Microsoft has publicly admitted that they have a zero-day vulnerability in their Windows 10 operating system. Microsoft responded quickly and said they would release an update to fix the issue, but it’s not yet clear when this will happen. Experts say there is still no need for users to panic at the moment.
The “opatch for windows” is a tool that allows users to patch their Windows 10 machine with a third-party micropatch. The micropatch will fix the Zero-Day vulnerability on the system.

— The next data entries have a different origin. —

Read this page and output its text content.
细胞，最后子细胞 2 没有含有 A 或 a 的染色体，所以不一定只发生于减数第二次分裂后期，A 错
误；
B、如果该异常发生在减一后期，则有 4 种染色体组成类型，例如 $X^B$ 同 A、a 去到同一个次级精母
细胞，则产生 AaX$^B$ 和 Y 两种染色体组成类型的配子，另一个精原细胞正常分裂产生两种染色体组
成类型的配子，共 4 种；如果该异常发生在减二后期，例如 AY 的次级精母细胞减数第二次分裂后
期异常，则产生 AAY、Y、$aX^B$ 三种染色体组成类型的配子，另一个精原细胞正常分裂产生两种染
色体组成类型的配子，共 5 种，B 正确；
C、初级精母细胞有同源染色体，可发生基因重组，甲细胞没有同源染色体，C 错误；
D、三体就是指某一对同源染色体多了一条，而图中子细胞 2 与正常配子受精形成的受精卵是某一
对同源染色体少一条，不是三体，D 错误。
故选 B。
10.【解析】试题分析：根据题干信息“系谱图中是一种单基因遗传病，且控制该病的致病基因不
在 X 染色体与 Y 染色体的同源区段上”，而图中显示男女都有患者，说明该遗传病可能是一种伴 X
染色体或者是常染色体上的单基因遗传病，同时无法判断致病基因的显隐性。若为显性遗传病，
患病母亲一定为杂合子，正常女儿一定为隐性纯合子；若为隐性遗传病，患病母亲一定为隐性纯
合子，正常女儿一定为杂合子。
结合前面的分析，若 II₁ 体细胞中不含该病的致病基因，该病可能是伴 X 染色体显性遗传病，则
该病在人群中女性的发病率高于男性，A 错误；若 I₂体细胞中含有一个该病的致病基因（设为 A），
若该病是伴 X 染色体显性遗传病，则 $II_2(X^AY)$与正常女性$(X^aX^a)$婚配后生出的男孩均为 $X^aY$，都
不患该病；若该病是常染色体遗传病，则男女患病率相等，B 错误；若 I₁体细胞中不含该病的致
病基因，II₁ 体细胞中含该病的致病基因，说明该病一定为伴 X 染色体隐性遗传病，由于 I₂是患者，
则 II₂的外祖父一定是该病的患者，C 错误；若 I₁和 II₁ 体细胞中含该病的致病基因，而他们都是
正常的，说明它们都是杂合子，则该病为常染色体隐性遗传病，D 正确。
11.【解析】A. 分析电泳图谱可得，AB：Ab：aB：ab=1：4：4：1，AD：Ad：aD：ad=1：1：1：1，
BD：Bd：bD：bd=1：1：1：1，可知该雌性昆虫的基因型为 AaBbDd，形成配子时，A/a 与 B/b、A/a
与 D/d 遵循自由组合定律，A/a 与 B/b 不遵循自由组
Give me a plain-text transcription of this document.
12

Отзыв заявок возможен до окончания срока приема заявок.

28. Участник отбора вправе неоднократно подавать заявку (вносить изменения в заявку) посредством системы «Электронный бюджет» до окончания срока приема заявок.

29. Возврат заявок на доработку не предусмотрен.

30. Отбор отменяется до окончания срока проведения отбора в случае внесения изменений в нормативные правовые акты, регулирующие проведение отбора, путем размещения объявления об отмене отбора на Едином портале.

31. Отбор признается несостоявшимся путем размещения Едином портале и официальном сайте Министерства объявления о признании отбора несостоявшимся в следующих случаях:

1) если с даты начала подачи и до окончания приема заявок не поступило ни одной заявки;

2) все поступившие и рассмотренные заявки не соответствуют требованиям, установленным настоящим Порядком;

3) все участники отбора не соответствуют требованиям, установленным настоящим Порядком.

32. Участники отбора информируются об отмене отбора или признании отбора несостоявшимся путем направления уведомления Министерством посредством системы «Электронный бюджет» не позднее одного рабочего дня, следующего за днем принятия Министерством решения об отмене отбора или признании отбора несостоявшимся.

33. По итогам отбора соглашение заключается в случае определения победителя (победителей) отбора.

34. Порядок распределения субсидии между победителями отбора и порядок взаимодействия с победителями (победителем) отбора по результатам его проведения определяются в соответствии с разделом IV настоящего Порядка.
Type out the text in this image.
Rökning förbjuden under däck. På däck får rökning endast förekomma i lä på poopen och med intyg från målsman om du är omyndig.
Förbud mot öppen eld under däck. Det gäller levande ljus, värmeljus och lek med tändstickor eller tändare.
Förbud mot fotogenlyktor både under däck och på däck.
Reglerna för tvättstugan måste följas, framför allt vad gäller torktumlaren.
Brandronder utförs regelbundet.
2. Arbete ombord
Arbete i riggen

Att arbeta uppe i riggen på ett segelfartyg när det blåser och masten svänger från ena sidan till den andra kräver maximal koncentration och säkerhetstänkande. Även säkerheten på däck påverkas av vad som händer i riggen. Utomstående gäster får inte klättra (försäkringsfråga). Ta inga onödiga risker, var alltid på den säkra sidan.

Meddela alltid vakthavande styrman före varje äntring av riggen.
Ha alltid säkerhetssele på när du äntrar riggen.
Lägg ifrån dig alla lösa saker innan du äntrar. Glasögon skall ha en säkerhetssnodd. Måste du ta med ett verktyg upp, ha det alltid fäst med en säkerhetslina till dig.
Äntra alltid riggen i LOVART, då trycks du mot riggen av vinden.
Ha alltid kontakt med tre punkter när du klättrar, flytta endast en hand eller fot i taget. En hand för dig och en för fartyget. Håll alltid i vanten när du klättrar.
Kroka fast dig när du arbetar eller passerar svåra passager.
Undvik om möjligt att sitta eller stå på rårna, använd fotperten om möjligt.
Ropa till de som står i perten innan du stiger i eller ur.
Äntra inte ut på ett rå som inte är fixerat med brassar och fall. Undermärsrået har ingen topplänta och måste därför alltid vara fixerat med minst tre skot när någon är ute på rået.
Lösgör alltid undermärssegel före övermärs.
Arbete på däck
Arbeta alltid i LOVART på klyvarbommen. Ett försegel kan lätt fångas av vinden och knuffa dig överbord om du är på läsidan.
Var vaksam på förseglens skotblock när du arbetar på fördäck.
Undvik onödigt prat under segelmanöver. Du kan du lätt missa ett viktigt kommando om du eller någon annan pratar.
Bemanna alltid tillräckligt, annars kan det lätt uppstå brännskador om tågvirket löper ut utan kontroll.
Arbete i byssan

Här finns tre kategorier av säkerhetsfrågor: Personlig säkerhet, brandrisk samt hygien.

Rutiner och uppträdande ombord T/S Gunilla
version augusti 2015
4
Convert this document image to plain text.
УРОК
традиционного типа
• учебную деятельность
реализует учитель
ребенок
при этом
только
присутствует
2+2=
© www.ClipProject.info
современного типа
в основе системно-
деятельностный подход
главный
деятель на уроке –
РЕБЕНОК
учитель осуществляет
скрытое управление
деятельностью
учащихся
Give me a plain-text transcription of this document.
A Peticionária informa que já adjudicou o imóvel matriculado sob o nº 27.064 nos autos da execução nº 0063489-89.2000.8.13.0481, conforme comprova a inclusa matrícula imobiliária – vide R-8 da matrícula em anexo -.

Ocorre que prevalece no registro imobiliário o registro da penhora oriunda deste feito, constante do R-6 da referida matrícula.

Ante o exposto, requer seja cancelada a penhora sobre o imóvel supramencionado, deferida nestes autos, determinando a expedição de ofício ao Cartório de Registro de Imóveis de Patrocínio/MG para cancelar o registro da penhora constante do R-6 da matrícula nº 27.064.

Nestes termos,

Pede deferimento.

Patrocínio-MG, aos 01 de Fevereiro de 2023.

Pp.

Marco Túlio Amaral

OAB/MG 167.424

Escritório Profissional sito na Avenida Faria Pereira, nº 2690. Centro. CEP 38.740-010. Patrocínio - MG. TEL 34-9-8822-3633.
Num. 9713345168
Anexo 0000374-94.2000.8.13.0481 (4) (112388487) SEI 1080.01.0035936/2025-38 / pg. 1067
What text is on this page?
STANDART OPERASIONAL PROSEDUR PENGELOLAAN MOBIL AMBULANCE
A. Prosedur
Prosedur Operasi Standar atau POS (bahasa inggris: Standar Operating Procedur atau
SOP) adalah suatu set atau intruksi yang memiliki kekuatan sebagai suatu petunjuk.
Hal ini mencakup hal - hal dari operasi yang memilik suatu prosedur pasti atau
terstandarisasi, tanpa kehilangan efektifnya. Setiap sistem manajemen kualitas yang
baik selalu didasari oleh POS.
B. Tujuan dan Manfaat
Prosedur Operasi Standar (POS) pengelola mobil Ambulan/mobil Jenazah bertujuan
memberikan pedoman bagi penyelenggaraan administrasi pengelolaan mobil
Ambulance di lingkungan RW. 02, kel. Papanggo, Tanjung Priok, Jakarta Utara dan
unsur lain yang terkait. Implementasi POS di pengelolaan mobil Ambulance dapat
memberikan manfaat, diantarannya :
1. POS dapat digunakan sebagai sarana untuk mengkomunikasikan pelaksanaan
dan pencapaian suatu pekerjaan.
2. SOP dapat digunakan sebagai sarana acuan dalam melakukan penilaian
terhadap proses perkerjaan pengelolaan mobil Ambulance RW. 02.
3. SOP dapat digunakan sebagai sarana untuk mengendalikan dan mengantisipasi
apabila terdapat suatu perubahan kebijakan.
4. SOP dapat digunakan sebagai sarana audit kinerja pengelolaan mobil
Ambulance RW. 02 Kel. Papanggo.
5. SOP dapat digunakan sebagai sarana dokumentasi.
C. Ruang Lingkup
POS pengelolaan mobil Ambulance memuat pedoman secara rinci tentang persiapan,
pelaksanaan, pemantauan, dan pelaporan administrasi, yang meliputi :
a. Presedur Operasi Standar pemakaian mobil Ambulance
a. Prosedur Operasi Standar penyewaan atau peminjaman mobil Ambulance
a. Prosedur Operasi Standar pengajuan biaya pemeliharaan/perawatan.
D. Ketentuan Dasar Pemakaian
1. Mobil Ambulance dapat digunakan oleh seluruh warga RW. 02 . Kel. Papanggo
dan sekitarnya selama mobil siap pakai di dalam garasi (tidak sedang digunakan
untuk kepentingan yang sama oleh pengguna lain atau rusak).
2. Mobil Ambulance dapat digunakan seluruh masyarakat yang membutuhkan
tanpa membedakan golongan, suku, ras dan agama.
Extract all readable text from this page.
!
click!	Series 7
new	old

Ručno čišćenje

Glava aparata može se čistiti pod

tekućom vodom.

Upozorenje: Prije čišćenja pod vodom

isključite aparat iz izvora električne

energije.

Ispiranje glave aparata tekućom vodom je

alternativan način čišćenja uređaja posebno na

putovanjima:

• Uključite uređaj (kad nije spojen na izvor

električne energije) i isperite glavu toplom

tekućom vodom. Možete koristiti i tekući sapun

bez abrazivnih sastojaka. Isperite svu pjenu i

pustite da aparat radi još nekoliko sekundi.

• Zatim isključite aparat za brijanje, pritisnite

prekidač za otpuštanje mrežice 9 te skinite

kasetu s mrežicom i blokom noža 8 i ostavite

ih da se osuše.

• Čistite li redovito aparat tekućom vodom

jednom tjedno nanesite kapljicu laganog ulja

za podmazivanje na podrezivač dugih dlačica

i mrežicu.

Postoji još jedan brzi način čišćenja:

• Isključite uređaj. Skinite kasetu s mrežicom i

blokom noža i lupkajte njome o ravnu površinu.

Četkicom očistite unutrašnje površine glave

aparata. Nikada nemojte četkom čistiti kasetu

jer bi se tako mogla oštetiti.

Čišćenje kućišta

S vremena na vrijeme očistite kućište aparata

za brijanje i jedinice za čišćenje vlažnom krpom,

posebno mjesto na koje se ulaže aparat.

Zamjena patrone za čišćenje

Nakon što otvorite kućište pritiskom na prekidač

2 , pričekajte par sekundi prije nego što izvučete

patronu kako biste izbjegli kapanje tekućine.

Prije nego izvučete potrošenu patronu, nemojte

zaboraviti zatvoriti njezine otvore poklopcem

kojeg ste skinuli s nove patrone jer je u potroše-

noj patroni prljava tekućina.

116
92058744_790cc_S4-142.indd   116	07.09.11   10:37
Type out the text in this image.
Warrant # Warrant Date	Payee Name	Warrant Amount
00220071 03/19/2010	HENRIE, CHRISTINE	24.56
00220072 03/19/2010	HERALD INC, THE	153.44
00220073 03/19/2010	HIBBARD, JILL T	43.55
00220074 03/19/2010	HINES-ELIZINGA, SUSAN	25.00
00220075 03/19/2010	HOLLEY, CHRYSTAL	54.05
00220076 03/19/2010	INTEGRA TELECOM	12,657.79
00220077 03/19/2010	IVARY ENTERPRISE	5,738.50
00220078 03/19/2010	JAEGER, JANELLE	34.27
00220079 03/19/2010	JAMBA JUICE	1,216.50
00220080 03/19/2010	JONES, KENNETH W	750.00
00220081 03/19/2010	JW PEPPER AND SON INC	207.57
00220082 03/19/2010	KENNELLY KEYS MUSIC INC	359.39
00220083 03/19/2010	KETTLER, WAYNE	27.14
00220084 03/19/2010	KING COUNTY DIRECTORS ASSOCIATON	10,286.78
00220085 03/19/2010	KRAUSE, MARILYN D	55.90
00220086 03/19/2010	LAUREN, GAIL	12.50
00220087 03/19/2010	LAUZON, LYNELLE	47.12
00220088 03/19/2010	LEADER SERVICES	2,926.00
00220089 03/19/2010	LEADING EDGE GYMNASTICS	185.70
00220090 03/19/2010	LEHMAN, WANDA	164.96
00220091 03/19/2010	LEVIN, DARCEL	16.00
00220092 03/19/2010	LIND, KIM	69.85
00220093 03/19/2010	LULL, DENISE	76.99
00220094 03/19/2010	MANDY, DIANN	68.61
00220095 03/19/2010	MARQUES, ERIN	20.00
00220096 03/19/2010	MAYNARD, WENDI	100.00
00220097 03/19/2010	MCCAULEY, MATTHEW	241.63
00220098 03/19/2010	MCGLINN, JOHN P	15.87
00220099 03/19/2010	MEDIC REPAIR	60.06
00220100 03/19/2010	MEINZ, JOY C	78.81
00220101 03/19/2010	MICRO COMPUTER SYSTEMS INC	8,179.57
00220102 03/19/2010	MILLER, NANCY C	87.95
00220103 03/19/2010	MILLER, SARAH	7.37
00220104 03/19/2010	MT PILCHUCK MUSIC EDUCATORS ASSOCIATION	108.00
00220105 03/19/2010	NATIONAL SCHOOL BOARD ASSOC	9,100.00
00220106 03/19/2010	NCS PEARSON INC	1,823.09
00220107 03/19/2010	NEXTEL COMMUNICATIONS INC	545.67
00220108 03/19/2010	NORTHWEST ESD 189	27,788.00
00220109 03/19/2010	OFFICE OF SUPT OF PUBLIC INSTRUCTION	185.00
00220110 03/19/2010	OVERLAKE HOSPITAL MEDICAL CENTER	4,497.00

Alexandru Poloboc is an author.
Editor of the News
Alex spent the most of his time working as a news reporter, anchor, and on TV and radio, with an overriding drive to always get to the bottom of things and find the truth… Continue reading
Microsoft has failed to completely patch a zero-day vulnerability in Windows 10 that allows successful attackers to gain elevated rights. However, 0Patch has created an unauthorized micropatch to address the issue.
The flaw is referred to as CVE-2021-34484 by the tech giant. Earlier this year, on August Patch Tuesday, Microsoft released a remedy. The weakness, according to the business, is an arbitrary directory-deletion issue.
This Windows vulnerability will be addressed by 0Patch.
Because a threat actor would require local access to exploit a system, Redmond authorities ranked this as a low priority. Even so, the attacker would only be able to remove directories with that level of access.
Security researcher Abdelhamid Naceri subsequently discovered that the weakness might potentially be a mechanism to escalate privileges.
This would provide the threat actor access to system resources, servers, and other network components, however they would still need local access to initiate the chain.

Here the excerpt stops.